A developer would not assume such broad and unlimited liability unless:

  • The developer had complete control over the deployment of the application;
  • The developer may shut down execution of the application if a claim was made. This mitigates future damages attributed under the provision;
  • The software developer had a substantial ongoing royalty stream to pay for the indemnification overhead; and
  • The project is worth at least $250,000 on a 24 month amortization.

Even with these circumstances, a developer needs an opt-out clause in the event:

  • the allegedly infringing product could not be modified to avoid infringement and
  • a license could not be secured to continue to use the product.

Typically, the developer would be able to walk away from infringement liability by paying out either the last 6-12 months of licensing payments, or a pro-rata share of the one-time development costs on a 5 year product lifespan.

For example, if a project had an upfront fee of $500,000 and the product was deemed infringing after Year 1 (and no way to circumvent or license), then the developer would return $400,000. If the infringement was found in Year 4, then a refund of $100,000 would be given. Consequently, the window would close at Year 5 (end of the product lifespan). Additionally, some larger companies (Fortune 500) we work with insist on a 7-year lifespan.

Absurd Results

In most cases, indemnifying a custom software project  by the developer would lead to absurd and unconscionable results. The developer would effectively be an unpaid IP insurer of the customer’s business activities. If a claim is made, the customer racks up liability that the developer pays. Furthermore, the customer could deploy the solution in a manner or in combination with other technology that would cause an originally non-infringing solution to become infringing.
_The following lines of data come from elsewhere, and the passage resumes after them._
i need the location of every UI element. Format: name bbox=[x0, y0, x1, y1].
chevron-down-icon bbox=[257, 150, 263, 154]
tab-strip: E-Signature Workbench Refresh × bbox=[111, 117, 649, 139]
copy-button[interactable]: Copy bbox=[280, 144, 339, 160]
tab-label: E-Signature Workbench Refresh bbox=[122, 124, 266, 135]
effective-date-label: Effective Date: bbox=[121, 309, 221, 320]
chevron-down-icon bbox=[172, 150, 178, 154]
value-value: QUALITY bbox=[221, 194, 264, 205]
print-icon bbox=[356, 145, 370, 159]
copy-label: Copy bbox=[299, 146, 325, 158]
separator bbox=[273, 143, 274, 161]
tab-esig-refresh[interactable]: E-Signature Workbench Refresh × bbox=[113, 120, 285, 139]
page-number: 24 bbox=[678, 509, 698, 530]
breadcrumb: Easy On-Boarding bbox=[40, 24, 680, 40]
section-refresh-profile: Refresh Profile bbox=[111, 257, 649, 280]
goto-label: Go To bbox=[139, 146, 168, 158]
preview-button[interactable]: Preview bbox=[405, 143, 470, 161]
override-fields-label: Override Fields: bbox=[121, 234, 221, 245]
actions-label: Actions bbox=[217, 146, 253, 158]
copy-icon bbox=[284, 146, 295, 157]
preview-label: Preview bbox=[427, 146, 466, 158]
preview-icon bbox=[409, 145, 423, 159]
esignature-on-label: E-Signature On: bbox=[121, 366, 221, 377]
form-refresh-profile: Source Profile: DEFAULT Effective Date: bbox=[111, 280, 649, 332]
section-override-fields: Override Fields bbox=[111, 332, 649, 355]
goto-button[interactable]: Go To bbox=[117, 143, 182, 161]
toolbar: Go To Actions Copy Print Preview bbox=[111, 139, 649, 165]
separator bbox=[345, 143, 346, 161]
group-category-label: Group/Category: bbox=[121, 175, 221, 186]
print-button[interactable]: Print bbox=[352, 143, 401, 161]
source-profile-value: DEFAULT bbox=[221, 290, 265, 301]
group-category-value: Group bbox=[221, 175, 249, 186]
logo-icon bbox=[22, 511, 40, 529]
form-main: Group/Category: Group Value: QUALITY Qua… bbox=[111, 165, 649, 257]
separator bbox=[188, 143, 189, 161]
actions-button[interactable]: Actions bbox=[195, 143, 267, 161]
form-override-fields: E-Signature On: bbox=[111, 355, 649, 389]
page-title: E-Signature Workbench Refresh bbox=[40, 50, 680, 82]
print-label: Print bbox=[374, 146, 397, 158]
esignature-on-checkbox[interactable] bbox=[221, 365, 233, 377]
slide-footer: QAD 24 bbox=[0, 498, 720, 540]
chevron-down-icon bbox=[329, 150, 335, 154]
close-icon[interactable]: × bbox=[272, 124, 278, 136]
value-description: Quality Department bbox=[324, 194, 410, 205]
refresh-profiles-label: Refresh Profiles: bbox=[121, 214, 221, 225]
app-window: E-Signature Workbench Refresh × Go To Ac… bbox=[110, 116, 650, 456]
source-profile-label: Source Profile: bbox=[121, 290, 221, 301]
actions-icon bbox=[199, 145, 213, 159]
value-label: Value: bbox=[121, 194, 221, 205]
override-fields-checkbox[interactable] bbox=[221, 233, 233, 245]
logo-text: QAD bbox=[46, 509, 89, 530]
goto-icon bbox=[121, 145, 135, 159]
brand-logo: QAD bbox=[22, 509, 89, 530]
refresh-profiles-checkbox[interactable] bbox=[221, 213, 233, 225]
Again, the developer would have no means to limit its liability.

How to Advise the Customer Demanding Indemnity

  • You are producing software in accordance with the customer’s specifications;
  • There is no control over how they deploy it, market it, or use it with other technologies;
  • You cannot provide development services at the price quoted and then also retain IP counsel to clear the technology for non-infringement;
  • At the costs quoted you cannot allocate capital to an infringement defense fund to adequately cover a potential infringement;
  • The customer is in a better position to mitigate damages, defend allegations and potentially license the IP asserted against it.